To koniec udawanych podróży służbowych? Rząd ostrzega hotelarzy i turystów
Podczas pierwszej fali pandemii wprowadzono obostrzenia, które mocno wpłynęły na nasze życie. Odebrano nam możliwość między innymi podróżowania po kraju. Zakaz ten obowiązywał jednak w teorii, ponieważ w praktyce wiele hoteli i podróżujących nie stosowało się do przepisu mówiącego o tym, że wyjeżdżać można tylko w celach służbowych. Nikt tego nie sprawdzał, dlatego turystyka do pewnego stopnia wciąż działała.
Teraz, podczas drugiej fali pandemii, rząd zapowiedział, że to koniec udawanych podróży służbowych. Ma zamiar sprawdzać, czy ktoś wyjechał służbowo i czy wiarygodne jest jego oświadczenie o “podróży w celach służbowych”.

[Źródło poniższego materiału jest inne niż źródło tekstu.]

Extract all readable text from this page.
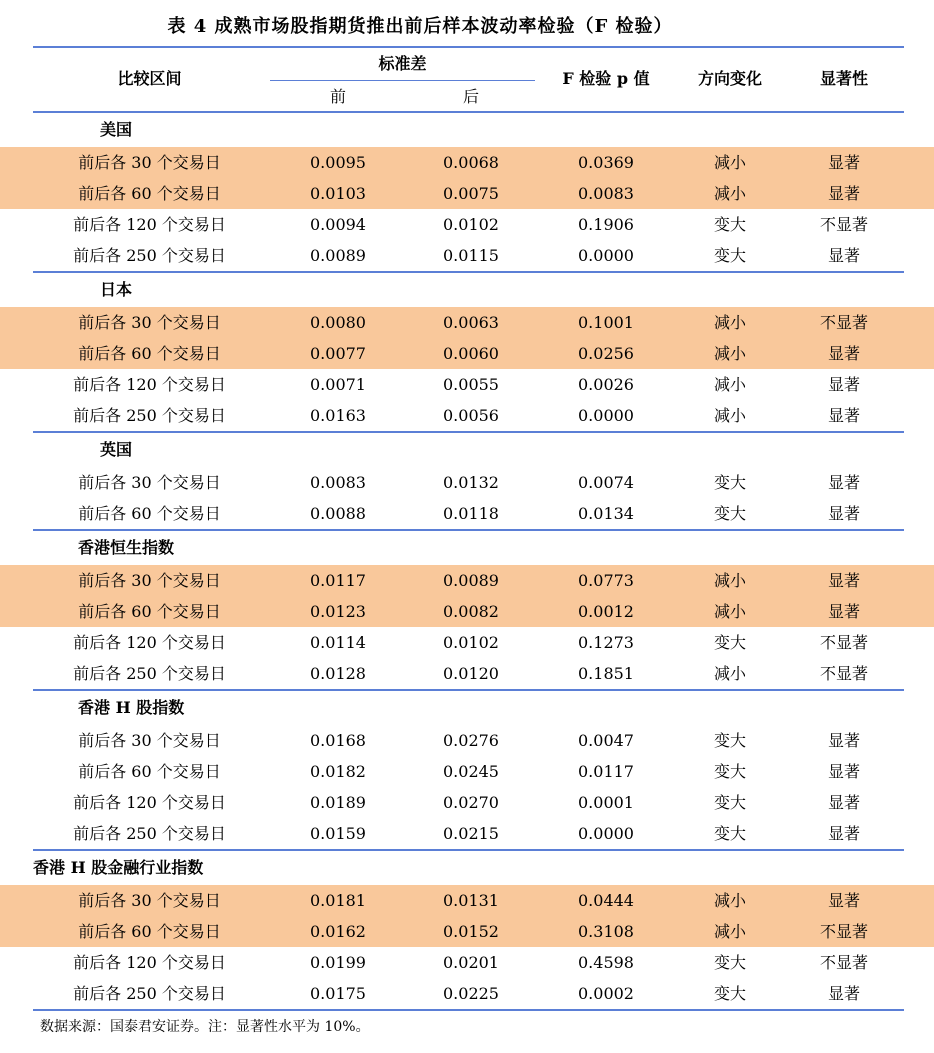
表 4 成熟市场股指期货推出前后样本波动率检验（F 检验）
比较区间
标准差
前	后
F 检验 p 值	方向变化	显著性
美国
前后各 30 个交易日	0.0095	0.0068	0.0369	减小	显著
前后各 60 个交易日	0.0103	0.0075	0.0083	减小	显著
前后各 120 个交易日	0.0094	0.0102	0.1906	变大	不显著
前后各 250 个交易日	0.0089	0.0115	0.0000	变大	显著
日本
前后各 30 个交易日	0.0080	0.0063	0.1001	减小	不显著
前后各 60 个交易日	0.0077	0.0060	0.0256	减小	显著
前后各 120 个交易日	0.0071	0.0055	0.0026	减小	显著
前后各 250 个交易日	0.0163	0.0056	0.0000	减小	显著
英国
前后各 30 个交易日	0.0083	0.0132	0.0074	变大	显著
前后各 60 个交易日	0.0088	0.0118	0.0134	变大	显著
香港恒生指数
前后各 30 个交易日	0.0117	0.0089	0.0773	减小	显著
前后各 60 个交易日	0.0123	0.0082	0.0012	减小	显著
前后各 120 个交易日	0.0114	0.0102	0.1273	变大	不显著
前后各 250 个交易日	0.0128	0.0120	0.1851	减小	不显著
香港 H 股指数
前后各 30 个交易日	0.0168	0.0276	0.0047	变大	显著
前后各 60 个交易日	0.0182	0.0245	0.0117	变大	显著
前后各 120 个交易日	0.0189	0.0270	0.0001	变大	显著
前后各 250 个交易日	0.0159	0.0215	0.0000	变大	显著
香港 H 股金融行业指数
前后各 30 个交易日	0.0181	0.0131	0.0444	减小	显著
前后各 60 个交易日	0.0162	0.0152	0.3108	减小	不显著
前后各 120 个交易日	0.0199	0.0201	0.4598	变大	不显著
前后各 250 个交易日	0.0175	0.0225	0.0002	变大	显著
数据来源：国泰君安证券。注：显著性水平为 10%。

Rząd grozi brakiem dofinansowania
Rząd chce, abyśmy w tym okresie jak najmniej podróżowali. Ma to ograniczyć rozprzestrzenianie się wirusa. W tym roku odpadają również wyjazdy na ferie zimowe. Rząd zapowiedział, że hotelarze, którzy przyjmują gości fałszywie deklarujących cel podróży nie będą mogli skorzystać z benefitów przewidzianej dla nich tarczy finansowej. Co więcej, powstał też system składania oświadczeń pobytów hotelowych, za pomocą którego weryfikowana będzie ich prawdziwość.
Takie działania podjęto, ponieważ wciąż w okresie weekendowym hotele w miastach turystycznych są obłożone. Goście deklarują na przykład, że przyjechali pracować zdalnie. W tym przypadku wystarczy tylko deklaracja takiego pracownika przy rejestracji.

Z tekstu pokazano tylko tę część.